Nonostante la loro qualità storica sorpassi nettamente la qualità artistica, soprattutto se messa in raffronto alla coeva tecnica cinese di modellazione della terra cotta, di queste statue sono sopravvissute sino ai giorni nostri un centinaio di guerrieri, che rappresentano sicuramente la categoria più cospicua ed un numero esiguo di suonatori e danzatori.

Alcuni esempi tra i più significativi sono le statue raffiguranti delle Miko, sacerdotesse, nell’atto della danza, come quella rinvenuta a Kokai, Oizumi-machi, prefettura di Gunma, risalente al VI secolo D.C. che fa ancora riferimento ad un passato sciamanico perfettamente rappresentato dalla danza della Dea Ame no Uzume no Mikoto nel mito della Caverna di Amaterasu (narrata da Kojiki e Nihon Shoki) o la coppia di statue chiamate Odoru-danjo (rinvenuti a Nohara, Konan-machi, prefettura di Saitama) (Fig.2) che mostrano un tipo di danza che usava accompagnarsi col canto e con l’utilizzo del proprio corpo quale strumento musicale.
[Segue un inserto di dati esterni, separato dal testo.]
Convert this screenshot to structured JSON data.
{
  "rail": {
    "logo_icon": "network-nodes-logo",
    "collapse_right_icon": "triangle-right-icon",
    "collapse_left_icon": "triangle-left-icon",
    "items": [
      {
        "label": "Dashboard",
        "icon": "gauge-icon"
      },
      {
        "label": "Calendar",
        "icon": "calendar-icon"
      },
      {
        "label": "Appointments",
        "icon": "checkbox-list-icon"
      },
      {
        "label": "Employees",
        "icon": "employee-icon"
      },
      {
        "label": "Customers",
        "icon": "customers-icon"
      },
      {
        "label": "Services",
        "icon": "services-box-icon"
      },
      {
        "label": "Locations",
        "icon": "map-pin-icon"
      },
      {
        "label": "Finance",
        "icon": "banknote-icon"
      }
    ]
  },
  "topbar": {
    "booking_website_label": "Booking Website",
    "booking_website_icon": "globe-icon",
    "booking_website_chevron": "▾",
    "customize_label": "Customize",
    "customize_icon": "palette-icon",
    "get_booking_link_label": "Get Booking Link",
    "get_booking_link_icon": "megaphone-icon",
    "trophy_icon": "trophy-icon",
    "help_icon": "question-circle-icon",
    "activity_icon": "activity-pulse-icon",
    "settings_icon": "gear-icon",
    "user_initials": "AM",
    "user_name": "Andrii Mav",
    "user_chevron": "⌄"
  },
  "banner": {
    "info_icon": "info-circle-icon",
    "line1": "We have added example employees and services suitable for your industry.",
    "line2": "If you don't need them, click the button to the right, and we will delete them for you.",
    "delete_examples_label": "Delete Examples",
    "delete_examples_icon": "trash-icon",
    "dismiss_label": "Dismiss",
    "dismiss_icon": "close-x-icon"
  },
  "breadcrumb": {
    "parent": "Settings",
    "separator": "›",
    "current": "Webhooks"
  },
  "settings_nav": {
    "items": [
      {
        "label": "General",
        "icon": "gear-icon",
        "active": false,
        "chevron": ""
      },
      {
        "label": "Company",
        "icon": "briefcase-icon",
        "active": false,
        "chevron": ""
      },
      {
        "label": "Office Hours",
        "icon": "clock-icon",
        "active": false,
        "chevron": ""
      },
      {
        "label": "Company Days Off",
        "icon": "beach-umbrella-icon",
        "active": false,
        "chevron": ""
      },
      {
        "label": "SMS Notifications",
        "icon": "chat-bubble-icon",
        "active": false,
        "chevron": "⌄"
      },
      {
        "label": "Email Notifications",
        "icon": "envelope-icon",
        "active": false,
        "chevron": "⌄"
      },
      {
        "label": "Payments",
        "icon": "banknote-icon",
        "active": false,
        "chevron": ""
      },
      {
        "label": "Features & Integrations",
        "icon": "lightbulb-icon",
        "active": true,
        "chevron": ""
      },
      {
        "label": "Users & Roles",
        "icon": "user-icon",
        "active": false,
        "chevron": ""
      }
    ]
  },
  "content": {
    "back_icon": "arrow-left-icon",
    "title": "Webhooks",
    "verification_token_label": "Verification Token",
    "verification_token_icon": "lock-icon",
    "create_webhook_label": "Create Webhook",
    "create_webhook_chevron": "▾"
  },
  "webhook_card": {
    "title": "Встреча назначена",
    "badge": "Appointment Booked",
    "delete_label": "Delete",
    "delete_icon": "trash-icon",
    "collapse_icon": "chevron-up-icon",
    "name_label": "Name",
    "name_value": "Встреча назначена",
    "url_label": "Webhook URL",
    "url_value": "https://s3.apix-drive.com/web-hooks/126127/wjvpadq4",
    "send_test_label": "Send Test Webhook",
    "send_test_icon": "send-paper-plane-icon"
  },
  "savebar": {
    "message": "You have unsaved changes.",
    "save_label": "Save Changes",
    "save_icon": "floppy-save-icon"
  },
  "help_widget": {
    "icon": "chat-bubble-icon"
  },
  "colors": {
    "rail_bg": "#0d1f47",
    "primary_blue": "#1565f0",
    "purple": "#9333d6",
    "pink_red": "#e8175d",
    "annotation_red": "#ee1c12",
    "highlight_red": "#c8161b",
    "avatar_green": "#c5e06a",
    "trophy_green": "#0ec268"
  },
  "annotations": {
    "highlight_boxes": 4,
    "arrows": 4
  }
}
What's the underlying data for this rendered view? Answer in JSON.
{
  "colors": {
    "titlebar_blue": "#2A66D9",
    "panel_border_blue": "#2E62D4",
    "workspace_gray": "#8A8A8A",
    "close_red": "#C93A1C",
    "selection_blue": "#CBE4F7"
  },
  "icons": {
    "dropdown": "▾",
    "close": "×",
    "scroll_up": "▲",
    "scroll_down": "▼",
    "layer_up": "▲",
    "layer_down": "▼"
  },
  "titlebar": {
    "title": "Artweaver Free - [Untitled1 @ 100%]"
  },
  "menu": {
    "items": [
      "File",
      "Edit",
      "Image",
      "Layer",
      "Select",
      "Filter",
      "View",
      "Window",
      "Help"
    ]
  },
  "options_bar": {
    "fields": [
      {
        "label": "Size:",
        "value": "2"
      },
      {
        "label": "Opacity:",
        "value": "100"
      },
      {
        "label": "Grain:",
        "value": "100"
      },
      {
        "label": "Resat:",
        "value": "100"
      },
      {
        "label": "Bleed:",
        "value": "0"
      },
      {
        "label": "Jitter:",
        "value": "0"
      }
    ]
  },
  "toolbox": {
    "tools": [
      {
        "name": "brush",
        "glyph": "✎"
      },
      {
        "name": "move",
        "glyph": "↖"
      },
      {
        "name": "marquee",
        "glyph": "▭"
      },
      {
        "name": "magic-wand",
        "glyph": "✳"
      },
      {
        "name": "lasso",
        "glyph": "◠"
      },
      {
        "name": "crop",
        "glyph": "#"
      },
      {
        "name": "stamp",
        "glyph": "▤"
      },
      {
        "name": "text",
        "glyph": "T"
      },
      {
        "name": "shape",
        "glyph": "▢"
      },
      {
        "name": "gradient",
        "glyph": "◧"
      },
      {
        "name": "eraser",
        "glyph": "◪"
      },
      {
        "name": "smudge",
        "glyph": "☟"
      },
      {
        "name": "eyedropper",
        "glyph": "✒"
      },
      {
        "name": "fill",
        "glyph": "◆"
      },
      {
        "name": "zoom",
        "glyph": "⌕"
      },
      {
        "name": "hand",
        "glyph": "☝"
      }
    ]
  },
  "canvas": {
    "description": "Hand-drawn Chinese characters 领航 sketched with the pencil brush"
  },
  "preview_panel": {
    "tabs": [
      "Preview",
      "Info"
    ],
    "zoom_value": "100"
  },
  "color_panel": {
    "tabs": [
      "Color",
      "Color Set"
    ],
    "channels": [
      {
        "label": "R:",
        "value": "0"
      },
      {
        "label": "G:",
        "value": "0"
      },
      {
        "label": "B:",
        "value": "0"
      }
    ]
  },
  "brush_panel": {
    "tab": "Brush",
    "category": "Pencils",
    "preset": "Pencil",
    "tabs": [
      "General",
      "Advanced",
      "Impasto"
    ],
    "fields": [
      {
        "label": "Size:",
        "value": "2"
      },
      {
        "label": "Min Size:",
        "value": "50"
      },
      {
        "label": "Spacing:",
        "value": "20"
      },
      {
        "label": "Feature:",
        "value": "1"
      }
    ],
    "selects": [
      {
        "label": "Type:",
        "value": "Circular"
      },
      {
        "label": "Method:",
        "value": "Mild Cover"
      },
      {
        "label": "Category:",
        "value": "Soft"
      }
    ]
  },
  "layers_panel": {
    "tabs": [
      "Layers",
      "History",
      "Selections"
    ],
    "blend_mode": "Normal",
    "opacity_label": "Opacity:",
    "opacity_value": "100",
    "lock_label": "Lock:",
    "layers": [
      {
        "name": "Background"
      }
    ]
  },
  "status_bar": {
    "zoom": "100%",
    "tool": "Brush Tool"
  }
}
Tra queste statue rappresentanti figure di sacerdotesse vi sono anche alcuni esempi di  rappresentazioni di strumenti musicali quali un danzatore seduto nell’atto di suonare un wagon (rinvenuto a Mōka-shi, prefettura di Tochigi) (Fig.3), tra le prime testimonianze visive pervenuteci di questo strumento ed un’altra sacerdotessa che regge un frammento di strumento a percussione, waritake, costituito da due aste di bambù percosse l’una sull’altra diffuso ancora oggi in alcune zone di campagna dell’arcipelago giapponese.

Gli Haniwa descritti sopra offrono non solo una panoramica di un mondo perduto ma permettono alcune ulteriori riflessioni sul ruolo della musica all’interno del rito religioso qual’era la sepoltura, dove la mondanità, rappresentata dagli strumenti a fiato, di gran lunga più diffusi in questo periodo, era completamente bandita, infatti, in nessun caso è stata rinvenuta una statua raffigurante un suonatore di un qualsivoglia tipo di flauto, tranne in un caso particolare di dubbia identificazione.
Successivamente al contato con il continente asiatico e soprattutto con lo stato cinese, tutto in Giappone subirà una modifica radicale che ne muterà per sempre le sorti sia politiche che musicali.